Before any production deploymentIdentify all data categories that may enter the system. For each regulated category (health information, financial data, government identifiers, biometric data), document the handling procedure, implement detection and redaction, and verify that the procedure is enforced at the deployment layer — not just in policy documentation.
Framework choice is not enough
A recurring theme across all individual PSF assessments is that no framework satisfies the full standard natively. PSF compliance is achieved not by framework selection alone, but by the combination of framework choice, companion tooling, explicit implementation, and operational procedures. The matrix above shows native framework capabilities — the practitioner is responsible for closing every Gap and Partial rating through the implementation layer.

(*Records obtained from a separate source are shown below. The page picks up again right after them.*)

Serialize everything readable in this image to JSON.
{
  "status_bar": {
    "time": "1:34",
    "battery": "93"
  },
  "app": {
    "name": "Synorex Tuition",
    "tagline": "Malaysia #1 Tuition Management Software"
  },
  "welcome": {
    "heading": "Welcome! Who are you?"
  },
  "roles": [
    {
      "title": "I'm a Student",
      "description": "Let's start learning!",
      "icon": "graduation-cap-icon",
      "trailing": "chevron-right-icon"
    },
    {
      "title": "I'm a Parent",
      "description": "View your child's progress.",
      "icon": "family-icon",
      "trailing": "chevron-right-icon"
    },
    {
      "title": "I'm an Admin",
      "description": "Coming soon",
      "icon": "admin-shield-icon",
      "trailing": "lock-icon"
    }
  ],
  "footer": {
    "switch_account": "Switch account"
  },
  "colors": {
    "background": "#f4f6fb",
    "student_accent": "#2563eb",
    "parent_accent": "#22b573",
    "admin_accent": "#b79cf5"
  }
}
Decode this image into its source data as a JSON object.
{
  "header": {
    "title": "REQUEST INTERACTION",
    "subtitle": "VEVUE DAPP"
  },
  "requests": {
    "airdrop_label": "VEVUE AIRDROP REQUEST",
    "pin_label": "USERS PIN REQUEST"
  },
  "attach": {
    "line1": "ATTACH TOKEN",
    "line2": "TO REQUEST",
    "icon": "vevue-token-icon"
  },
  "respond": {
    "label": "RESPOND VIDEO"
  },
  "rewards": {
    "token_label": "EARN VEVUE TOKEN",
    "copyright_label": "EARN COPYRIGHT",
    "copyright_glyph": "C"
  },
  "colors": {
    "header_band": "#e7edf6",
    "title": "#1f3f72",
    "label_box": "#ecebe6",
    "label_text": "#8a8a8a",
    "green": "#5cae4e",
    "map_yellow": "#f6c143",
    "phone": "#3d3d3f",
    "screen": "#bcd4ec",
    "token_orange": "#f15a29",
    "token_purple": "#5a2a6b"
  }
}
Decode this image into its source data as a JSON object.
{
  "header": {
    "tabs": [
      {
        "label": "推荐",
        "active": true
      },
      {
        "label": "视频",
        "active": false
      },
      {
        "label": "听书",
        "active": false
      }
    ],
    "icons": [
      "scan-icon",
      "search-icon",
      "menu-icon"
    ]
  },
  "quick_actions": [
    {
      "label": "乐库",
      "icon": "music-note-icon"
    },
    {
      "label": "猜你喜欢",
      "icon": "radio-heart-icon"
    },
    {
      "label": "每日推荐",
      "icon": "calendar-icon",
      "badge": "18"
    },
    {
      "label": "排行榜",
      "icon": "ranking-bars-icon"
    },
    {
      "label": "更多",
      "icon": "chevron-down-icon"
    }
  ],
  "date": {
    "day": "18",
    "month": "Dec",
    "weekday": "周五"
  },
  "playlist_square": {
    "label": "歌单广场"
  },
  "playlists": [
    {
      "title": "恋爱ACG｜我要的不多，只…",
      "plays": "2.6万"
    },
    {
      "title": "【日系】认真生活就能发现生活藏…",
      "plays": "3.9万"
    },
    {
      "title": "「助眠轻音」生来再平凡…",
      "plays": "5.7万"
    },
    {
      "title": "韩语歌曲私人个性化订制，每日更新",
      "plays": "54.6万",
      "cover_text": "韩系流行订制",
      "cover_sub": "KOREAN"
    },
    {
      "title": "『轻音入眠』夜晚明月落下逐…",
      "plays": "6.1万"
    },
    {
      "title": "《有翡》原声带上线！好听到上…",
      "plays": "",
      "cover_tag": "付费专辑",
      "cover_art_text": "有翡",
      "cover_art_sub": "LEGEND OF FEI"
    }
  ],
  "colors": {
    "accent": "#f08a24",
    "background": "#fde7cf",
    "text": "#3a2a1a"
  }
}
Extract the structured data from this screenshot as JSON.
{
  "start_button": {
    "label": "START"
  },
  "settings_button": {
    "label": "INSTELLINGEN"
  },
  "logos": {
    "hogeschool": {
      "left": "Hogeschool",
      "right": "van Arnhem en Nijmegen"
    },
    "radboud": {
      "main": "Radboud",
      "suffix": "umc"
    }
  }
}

For practitioners building toward PSF certification, the framework comparison is the first step, not the last. After selecting a framework, use the individual assessment to map the specific Gap and Partial ratings for your chosen framework, identify the companion tooling required to close each gap, and build your PSF compliance checklist from the combined requirements. The Certified Production AI Practitioner assessment evaluates the resulting deployment — not the framework selection decision.